Second, 2nd derivative algorithms are self tuning to a large extent. Because the inverse hessian of the posterior distribution represents the variance of the normal distribution which locally approximates the function, such algorithms do not need a covariance tuning parameter in order to work well.

The future of MCMC

The obvious problem with these methods is that they require derivatives which can be time consuming to calculate analytically and expensive to calculate numerically (at least O(n)). However there is an elegant solution: automatic differentiation. If you have analytic derivatives for the different component parts of a function and the analytic derivatives of the operations used to put them together, you can calculate the derivatives for  the whole function using the chain rule. The components of the posterior distribution are usually well known distributions and algebraic transformations, so automatic differentiation is well suited to the task.

This approach fits in remarkably well with existing MCMC software, such as PyMC, which allow users to build complex models by combining common distributions and algebraic transformations and then allow users to select an MCMC algorithm to sample from the posterior distribution. Derivative information can be added to existing distributions so that derivative based MCMC algorithms can function.

I have taken exactly this approach for first derivative information in a PyMC branch used by my package multichain_mcmc which contains an Adaptive Langevine MCMC algorithm. I graduated a year ago with an engineering degree, and I have never formally studied MCMC or even taken a stochastic processes class; I am an amateur, and yet, I was able to put together such an algorithm for very general use; creating truly powerful algorithms for general use should pose little problem for professionals who put their mind to it.

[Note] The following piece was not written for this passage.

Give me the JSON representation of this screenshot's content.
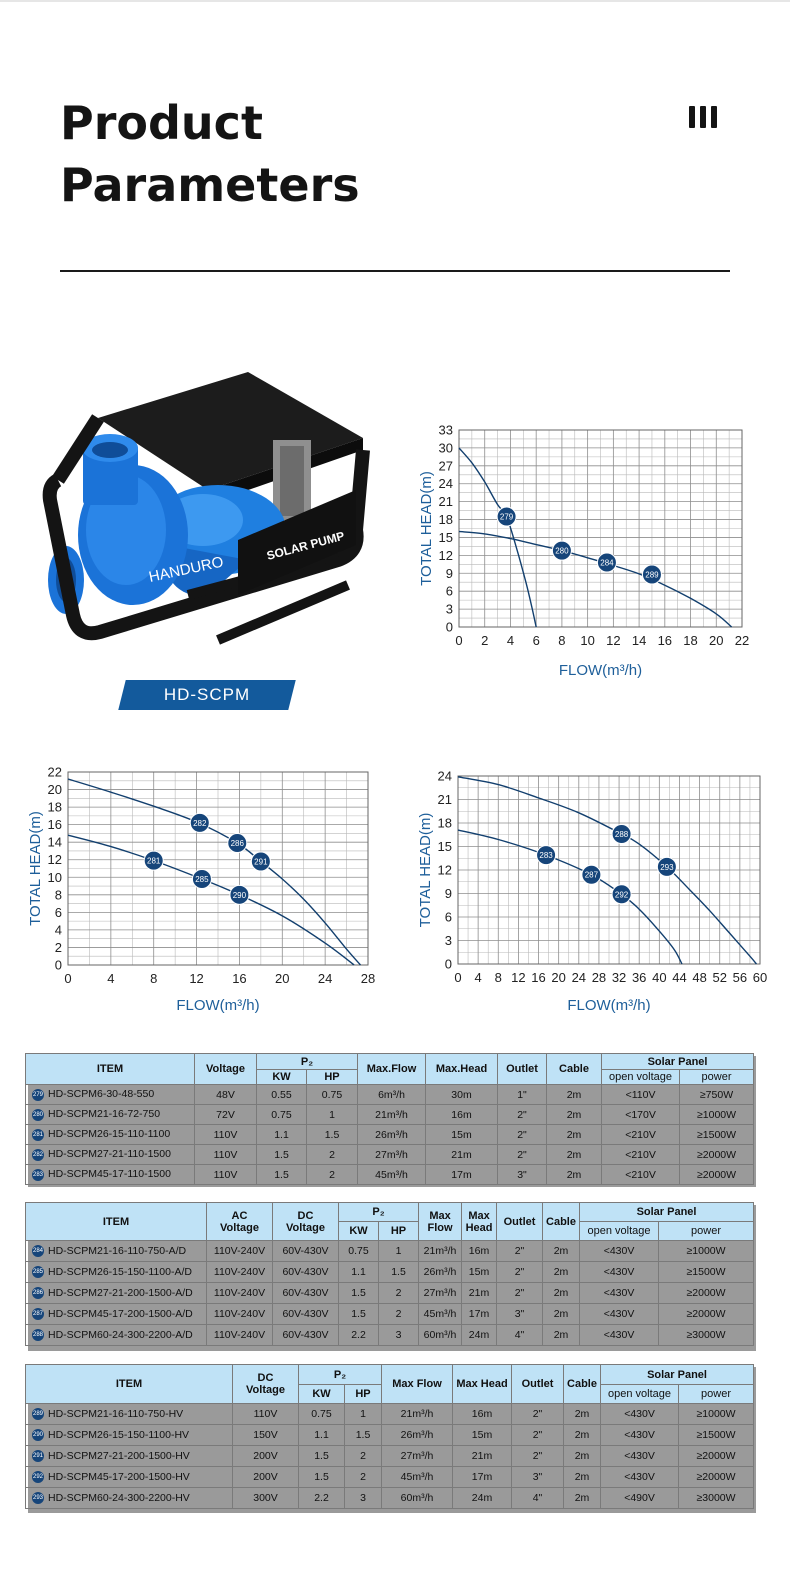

There is a lot of low hanging fruit research fruit in this area. For example, the most popular optimization algorithms are not pure newton’s method because it is a bit fragile; the the same is likely true in MCMC, for the same reasons. Thus it is very attractive to look at popular optimization algorithms for ideas on how to create robust MCMC algorithms. There’s also the issue of combining derivative based MCMC algorithms with other algorithms with desirable properties. For example, DREAM (also available in multichain_mcmc) has excellent mode jumping characteristics; figuring out when to take DREAM-like steps for best performance is an important question.

Given its potential to make statistics dramatically more productive, I’ve seen surprisingly little research in this area. There is a huge volume of MCMC research, and as far as I can tell, not very much of it is focused on derivative based algorithms. There is some interesting work on Langevin MCMC; for example an adaptive Langevin algorithm, some convergence results, and an implicit Langevin scheme, and also some good work on 2nd derivative based methods; for example, optimization based work, some numerical work, and some recent work. But considering that Langevin MCMC came out 10 years ago much more focus is needed.

I’m not sure why this approach seems neglected. It might be that research incentives don’t reward such generally applicable research, or that MCMC researchers do not see how simplified MCMC could dramatically improve the productivity of statistics, or perhaps researchers haven’t realized how automatic differentiation can democratize these algorithms.

Whatever the issue is, I hope that it can be overcome and MCMC researchers focus more on derivative based MCMC methods in the near future. MCMC sampling will become more reliable, and troubleshooting chains when they do have problems will become easier. This means that even people who are only vaguely aware of how MCMC works can use these algorithms, bringing us closer to the promise of Bayesian statistics.